[slurm-users] How to use a pyhon virtualenv with srun?

Williams, Gareth (IM&T, Black Mountain) Gareth.Williams at csiro.au
Mon Nov 18 07:43:26 UTC 2019


Hi Yann,

This is a somewhat unusual situation (though many will have come across one variation or another). Looking harder I think you are doing the right thing, except it would be better to wait/test for the workers to be up before starting the client. I presume the 'sleep 5' commands are there hoping the works will be ready within 5s. In any case you say the master can be contacted initially - so that indicates it is ready at that point. It seems the failure is soon after.

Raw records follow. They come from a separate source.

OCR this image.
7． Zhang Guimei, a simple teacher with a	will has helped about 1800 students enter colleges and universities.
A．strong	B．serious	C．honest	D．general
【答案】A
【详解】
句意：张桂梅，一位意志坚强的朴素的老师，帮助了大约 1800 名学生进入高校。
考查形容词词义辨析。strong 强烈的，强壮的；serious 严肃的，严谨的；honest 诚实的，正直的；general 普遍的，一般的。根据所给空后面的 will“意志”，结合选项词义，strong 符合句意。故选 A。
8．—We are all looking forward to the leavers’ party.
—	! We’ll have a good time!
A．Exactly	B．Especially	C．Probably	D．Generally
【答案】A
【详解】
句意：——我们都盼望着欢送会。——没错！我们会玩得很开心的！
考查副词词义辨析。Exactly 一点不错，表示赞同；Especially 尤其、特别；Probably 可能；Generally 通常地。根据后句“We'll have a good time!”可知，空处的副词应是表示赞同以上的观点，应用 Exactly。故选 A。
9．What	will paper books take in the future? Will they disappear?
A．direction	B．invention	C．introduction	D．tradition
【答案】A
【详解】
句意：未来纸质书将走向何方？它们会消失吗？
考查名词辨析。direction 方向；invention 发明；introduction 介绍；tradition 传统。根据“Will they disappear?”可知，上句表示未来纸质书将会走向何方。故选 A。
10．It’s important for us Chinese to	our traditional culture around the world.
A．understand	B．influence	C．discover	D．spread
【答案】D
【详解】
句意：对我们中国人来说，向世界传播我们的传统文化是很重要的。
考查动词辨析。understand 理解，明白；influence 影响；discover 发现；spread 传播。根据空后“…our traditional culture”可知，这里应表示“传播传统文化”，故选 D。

I don't suppose there is any useful output? Perhaps you can add options for ray to be more verbose.

Aside: you could probably use srun options instead of the loop over nodes. However that doesn't really matter.  It may matter more that you don't need to sleep in that loop unless you want to stagger the start of the workers.

Gareth 

-----Original Message-----
From: slurm-users <slurm-users-bounces at lists.schedmd.com> On Behalf Of Yann Bouteiller
Sent: Monday, 18 November 2019 5:39 PM
To: Slurm User Community List <slurm-users at lists.schedmd.com>
Subject: Re: [slurm-users] How to use a pyhon virtualenv with srun?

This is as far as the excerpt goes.